Kids Talk on Rare Disease Day
By: Cynthia Jackson, DO | February 20, 2015
February 28 is Rare Disease Day – a day when we focus on the plight of the thousands of people who live with rare diseases. Paradoxically, the greatest proportion of the population suffering from rare diseases are children. There are approximately 7,000 rare diseases identified in the United States, and about 80 percent of these diseases are genetic – meaning people spend their entire lives dealing with the disease.
As a result, it is estimated that half of all rare diseases affect children. It is interesting to note that although individual rare diseases are uncommon, collectively they affect more children and families than most people realize and my family is no exception. My 5-year old nephew suffers from Idiopathic Pulmonary Hypertension diagnosed when he was 4 months old. He has benefited significantly from medications that had been previously studied in pediatric clinical trials but the overall impact to his and his family’s lives cannot be understated.
Thus, when we talk about research aimed at patients with rare diseases, we need to spend time talking about the unique needs of pediatric patients and their families who will certainly make up a significant portion of trial participants. Pediatric patients add challenges over and above those researchers face when designing trials to address rare diseases. Unlike adult-only trials, recruiting children for clinical trials in general is more complex and must take into account the needs of the child as well as the parents and family. Some of those factors include distance to the trial site involving travel and overnight stays, number of trial mandated visit, number and frequency of blood draws, length of study visits and other procedures which may involve anesthesia. Although these considerations are also important with adult-only trials, the logistics of family involvement require a different thought process.

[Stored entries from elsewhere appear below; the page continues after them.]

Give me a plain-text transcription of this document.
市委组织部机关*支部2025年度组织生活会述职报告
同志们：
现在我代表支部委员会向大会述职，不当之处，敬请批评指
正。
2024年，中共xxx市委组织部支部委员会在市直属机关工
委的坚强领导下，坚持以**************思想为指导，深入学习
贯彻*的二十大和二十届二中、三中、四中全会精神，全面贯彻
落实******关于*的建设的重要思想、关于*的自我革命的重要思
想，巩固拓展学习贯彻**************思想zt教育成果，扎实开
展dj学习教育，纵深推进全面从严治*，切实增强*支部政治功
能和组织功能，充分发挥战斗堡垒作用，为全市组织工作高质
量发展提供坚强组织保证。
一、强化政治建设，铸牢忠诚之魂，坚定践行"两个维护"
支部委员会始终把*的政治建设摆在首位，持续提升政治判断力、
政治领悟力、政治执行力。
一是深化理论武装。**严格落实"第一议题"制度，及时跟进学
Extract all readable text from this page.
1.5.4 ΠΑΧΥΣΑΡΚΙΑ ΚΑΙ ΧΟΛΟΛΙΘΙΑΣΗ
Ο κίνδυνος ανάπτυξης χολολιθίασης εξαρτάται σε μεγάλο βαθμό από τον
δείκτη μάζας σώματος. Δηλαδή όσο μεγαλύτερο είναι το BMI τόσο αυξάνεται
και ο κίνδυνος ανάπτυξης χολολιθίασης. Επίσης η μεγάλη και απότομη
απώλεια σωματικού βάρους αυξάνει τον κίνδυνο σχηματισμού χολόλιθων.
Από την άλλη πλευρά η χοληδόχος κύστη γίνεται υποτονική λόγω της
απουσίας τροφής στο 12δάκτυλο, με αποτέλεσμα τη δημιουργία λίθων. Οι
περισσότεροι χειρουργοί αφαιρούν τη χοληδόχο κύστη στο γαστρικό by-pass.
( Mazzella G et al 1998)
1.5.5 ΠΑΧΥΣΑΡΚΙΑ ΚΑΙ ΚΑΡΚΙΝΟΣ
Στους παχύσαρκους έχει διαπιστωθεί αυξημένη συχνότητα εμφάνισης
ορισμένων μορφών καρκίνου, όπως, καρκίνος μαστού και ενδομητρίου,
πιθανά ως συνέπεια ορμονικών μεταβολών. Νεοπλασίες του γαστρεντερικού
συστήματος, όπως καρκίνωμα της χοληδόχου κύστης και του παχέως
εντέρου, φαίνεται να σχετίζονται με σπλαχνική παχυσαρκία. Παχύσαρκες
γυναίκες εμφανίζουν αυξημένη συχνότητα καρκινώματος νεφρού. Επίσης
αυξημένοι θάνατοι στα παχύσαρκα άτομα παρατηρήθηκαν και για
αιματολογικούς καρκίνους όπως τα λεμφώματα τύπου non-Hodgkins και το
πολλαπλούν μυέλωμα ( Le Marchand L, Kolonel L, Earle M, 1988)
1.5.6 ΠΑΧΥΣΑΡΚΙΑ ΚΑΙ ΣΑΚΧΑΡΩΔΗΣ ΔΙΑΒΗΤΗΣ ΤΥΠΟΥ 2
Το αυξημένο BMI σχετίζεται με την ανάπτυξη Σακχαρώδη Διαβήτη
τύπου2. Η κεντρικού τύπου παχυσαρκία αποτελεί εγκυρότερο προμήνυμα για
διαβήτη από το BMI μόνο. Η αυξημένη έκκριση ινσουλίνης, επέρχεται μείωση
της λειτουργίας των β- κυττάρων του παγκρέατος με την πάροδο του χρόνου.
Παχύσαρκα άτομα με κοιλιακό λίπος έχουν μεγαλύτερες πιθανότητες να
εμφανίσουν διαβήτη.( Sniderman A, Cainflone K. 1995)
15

As an industry we must not let these obstacles slow us down. Instead, we need to be more strategic in the way we plan for, design and ultimately execute these trials. Central to all of this is to effectively engage with the patients and their families in the early planning process. Leveraging patient and family communities will only improve the overall strategy and ultimate success of the trial.
Start with the stakeholders
Although you can’t eliminate the challenges of recruiting pediatric patients for rare disease clinical trials, a little up-front planning keeping the patients and families in the loop along with cross- collaboration can help overcome many of the biggest obstacles. After all, the ultimate goal is to develop new medications based on good trial data, which could have life altering consequences for patients and families dealing with rare conditions.